The agency cites a report published by the National Toxicology Program (NTP) in 2014 that said scientists have observed increased occurrence of skin tumors in male rats and tumors appearing on the lungs in female rats exposed to the chemical.
1-bromopropane is used as a solvent cleaner in degreasing operations, dry cleaning, spray adhesives, and in aerosol solvents. 1-Bromopropane is also used as a gaseous or liquid solvent for degreasing plastics, and optics and is also used in some aerosols.
The chemical’s increased use in the 21st century has resulted from the need for a substitute for chlorofluorocarbons and perchloroethylene (tetrachloroethylene).
The European Union has classified 1-Bromopropane as reproductive toxicant per the Registration, Evaluation, Authorisation and Restriction of Chemicals (REACH), which makes it a “substance of very high concern”
1-bromopropane has been on the Proposition 65 list as a male and female reproductive toxicant since 2004.

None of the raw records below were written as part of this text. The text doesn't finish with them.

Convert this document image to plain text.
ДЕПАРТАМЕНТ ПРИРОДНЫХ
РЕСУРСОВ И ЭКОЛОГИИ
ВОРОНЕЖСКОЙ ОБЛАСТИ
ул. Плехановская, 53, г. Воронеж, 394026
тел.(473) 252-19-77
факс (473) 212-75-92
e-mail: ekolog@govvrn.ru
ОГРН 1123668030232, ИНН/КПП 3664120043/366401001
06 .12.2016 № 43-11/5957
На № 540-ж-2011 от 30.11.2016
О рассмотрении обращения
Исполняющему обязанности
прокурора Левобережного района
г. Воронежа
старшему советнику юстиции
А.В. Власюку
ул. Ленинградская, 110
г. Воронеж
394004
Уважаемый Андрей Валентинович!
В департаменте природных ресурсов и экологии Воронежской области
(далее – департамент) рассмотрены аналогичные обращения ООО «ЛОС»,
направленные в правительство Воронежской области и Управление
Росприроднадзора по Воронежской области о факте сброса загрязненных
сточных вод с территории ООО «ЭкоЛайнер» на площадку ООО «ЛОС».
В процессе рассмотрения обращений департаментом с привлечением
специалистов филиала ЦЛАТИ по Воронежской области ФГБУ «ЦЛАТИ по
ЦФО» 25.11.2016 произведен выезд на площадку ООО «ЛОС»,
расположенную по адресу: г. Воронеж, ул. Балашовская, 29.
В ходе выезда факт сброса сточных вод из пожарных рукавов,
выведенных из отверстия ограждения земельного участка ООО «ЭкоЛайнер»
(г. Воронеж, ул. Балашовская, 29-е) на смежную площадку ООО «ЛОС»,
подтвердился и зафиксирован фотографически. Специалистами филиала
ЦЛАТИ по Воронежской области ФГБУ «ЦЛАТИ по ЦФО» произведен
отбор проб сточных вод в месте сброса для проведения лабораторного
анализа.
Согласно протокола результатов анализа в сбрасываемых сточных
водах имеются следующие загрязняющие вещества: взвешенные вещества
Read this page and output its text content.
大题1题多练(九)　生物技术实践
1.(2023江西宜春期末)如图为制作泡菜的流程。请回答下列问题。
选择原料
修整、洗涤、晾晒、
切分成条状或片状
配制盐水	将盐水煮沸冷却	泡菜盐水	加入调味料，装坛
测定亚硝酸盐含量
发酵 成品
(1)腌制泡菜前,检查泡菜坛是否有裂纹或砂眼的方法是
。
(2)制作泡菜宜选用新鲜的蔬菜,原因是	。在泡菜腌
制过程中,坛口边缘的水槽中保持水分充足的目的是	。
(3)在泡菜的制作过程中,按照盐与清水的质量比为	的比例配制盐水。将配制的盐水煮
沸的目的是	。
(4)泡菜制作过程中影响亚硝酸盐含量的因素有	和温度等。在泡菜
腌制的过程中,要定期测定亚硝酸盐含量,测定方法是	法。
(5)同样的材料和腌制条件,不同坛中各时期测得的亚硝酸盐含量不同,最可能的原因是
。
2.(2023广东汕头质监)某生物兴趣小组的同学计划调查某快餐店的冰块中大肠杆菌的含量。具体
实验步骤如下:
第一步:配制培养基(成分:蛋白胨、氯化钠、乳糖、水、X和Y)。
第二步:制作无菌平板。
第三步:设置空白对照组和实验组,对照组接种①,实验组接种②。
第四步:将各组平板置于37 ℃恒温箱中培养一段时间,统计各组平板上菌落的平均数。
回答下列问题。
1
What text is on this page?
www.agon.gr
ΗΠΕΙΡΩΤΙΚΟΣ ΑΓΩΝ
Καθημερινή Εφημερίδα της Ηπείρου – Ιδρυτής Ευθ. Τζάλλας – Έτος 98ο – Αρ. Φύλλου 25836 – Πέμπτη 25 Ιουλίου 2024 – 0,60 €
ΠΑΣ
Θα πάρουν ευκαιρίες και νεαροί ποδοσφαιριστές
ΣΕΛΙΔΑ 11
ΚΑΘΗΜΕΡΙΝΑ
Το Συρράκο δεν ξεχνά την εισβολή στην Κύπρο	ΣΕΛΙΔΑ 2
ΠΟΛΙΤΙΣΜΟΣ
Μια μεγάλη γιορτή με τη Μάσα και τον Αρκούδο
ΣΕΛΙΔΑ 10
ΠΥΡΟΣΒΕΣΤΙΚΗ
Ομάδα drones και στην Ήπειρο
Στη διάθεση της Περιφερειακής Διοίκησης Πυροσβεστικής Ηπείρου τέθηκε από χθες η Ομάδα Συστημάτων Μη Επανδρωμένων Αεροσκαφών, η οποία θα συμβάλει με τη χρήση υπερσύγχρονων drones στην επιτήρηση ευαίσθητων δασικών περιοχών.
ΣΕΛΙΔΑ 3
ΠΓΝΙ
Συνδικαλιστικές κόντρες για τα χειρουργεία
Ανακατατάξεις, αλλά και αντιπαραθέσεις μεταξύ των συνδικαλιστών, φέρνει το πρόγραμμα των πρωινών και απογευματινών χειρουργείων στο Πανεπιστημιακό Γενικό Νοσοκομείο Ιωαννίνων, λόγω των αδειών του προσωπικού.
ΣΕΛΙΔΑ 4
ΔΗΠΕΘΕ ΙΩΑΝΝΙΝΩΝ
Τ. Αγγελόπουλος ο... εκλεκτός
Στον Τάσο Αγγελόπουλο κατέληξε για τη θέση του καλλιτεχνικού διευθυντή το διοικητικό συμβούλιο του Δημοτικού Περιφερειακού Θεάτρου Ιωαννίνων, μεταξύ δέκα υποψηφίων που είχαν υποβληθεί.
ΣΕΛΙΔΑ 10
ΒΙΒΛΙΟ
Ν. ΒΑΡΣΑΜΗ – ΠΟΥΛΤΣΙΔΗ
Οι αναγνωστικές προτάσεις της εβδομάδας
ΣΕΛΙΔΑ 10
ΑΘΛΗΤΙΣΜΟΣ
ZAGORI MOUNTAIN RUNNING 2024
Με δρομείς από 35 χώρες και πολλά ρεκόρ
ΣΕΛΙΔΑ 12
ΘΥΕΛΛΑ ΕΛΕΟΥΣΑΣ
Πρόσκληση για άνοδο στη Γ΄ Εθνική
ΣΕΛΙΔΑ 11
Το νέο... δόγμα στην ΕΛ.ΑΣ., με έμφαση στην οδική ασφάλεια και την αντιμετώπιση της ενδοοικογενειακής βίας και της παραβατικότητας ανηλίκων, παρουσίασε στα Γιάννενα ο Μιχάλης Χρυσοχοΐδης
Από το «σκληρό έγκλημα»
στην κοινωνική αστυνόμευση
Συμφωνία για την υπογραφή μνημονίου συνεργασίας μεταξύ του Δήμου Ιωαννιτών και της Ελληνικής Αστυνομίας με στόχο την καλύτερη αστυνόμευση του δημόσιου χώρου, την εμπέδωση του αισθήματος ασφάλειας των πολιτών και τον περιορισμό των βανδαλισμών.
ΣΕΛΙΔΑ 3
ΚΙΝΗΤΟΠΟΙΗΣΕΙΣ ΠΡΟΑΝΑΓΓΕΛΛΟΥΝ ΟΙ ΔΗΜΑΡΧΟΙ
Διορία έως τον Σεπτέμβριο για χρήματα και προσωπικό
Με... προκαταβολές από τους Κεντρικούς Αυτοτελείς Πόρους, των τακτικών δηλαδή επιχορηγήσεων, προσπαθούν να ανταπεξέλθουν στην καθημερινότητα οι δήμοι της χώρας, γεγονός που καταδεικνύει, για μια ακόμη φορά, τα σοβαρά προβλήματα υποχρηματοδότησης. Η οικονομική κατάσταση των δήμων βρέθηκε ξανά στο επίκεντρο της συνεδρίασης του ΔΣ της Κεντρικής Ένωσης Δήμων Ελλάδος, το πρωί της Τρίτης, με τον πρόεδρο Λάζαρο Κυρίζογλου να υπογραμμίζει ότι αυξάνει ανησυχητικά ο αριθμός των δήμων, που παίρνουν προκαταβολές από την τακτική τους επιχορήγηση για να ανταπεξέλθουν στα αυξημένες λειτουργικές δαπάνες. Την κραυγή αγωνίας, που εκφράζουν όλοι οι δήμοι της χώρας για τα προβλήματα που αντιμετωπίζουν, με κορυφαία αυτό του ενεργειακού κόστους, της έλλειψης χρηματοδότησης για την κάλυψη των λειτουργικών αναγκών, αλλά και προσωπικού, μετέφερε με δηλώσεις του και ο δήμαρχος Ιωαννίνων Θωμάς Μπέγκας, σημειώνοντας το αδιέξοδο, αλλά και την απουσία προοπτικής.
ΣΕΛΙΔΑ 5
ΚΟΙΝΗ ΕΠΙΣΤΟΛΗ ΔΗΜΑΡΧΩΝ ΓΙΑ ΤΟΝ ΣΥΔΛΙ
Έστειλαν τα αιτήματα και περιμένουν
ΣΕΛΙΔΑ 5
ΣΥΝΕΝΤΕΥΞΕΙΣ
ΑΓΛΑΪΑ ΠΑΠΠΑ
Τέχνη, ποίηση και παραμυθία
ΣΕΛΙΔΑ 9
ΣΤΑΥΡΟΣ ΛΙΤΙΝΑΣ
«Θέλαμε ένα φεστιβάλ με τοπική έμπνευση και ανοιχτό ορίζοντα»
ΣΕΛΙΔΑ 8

Exposure to high levels of 1-bromopropane in an occupational setting can cause serious health concerns for workers.
Extended occupational exposure to 1-bromopropane in higher concentrations than recommended has resulted in significant injury to workers in the United States. Its use as a solvent in aerosol glues used to glue foam cushions has been especially controversial.
Reported symptoms of overexposure affect the nervous system and include confusion, slurred speech, dizziness, paresthesias, and difficulty walking, unusual fatigue and headaches, development of arthralgias, visual disturbances (difficulty focusing), and muscle twitching. Symptoms may persist over one year. Other symptoms include irritation of mucous membranes, eyes, upper respiratory tract, and skin, as well as transient loss of consciousness.
In 2003, the American Conference of Governmental Industrial Hygienists (ACGIH) set the time-weighted average threshold limit value for an 8-hour exposure at 10 parts per million (ppm). In 2014, the ACGIH adopted a lower threshold limit value of 0.1 ppm as an 8-hour time-weighted average.